The plastic carry bag is an established part of Australian shopping. The nation consumes approximately 6.9 billion plastic bags, or 36,850 tonnes of plastic, each year - this equates to just under one bag per person per day. About 53% of plastic bags are distributed from supermarkets, while 47% come from other retail outlets such as fast food shops, liquor stores, and general merchandising. One of the main methods of managing the use and disposal of plastic bags is the voluntary National Code of Practice for the Management of Plastic Retail Carry Bags (Australian Retailers Association 2002).
Plastic bags are popular with consumers and retailers because they are a functional, lightweight, strong, cheap, and hygienic way of transporting food and goods. Additionally, the manufacture of plastic bags uses little energy. However, research has shown that energy use and greenhouse gas emissions can be reduced by switching from the commonly used bags to larger, reusable bags, by expanding the Code, and introducing a levy. These options are discussed briefly below.

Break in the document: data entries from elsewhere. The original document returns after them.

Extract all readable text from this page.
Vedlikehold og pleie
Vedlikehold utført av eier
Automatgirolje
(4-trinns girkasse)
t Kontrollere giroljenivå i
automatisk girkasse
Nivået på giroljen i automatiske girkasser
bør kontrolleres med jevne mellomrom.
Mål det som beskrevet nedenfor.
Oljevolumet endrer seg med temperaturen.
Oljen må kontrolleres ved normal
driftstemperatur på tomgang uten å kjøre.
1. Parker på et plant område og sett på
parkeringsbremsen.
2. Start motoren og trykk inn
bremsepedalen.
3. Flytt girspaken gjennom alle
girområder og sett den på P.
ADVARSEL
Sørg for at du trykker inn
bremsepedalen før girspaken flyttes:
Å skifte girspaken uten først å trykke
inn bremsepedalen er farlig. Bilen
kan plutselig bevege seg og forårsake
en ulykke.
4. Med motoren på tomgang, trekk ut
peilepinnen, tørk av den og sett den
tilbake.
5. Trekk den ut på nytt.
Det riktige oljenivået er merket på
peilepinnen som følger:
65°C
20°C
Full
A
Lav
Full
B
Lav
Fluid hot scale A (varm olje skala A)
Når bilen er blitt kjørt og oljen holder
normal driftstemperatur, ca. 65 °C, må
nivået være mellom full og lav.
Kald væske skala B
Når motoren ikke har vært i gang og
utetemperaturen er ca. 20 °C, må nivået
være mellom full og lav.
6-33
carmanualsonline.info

The two main types of plastic bags used in Australia are the 'singlet' bag made of high density polyethylene (HDPE) and the 'boutique' bag made of low density polyethylene (LDPE). The HDPE bags are mainly used in supermarkets and take-away food shops, whereas the LDPE are commonly used in department and fashion stores. In 2001-02, 66% (or four billion) of all HDPE bags and 25% (or 225 million) of all LDPE bags used in Australia were imported.
Around 0.48 megajoules (MJ) of energy is consumed to make one HDPE singlet bag including the energy content of the bag (the embodied energy). Another way of considering this is that the energy consumed by driving a car one kilometre is the equivalent of manufacturing 8.7 plastic bags (Nolan-ITU 2002).
By comparison, it is estimated that the making of a plastic bag uses up to 70% less energy and produces around half the greenhouse gas emissions than a paper bag (National Plastic Shopping Bags Working Group 2002). However, the amount of energy used and greenhouse gases emitted in the manufacture of plastic bags does not compare favourably to other alternatives, as shown in table S17.1. Over one year, using woven HDPE bags consumes 9% of the energy and produces 10% of the greenhouse gas emissions compared with using standard HDPE bags (Nolan-ITU 2002).
Further, modelling has shown that significant energy savings are possible with the introduction of a plastic bag levy. Under the current Code, plastic bag manufacturing uses 2,540 gigajoules (GJ) of energy per year. If the Code is expanded and a legislated levy of, say, 15 cents per bag is introduced, energy use could be cut by 54.9% (to 1,160 GJ a year). If a 25 cent levy was introduced, energy use could be reduced by over 60% (to 940 GJ per year; Nolan-ITU 2002).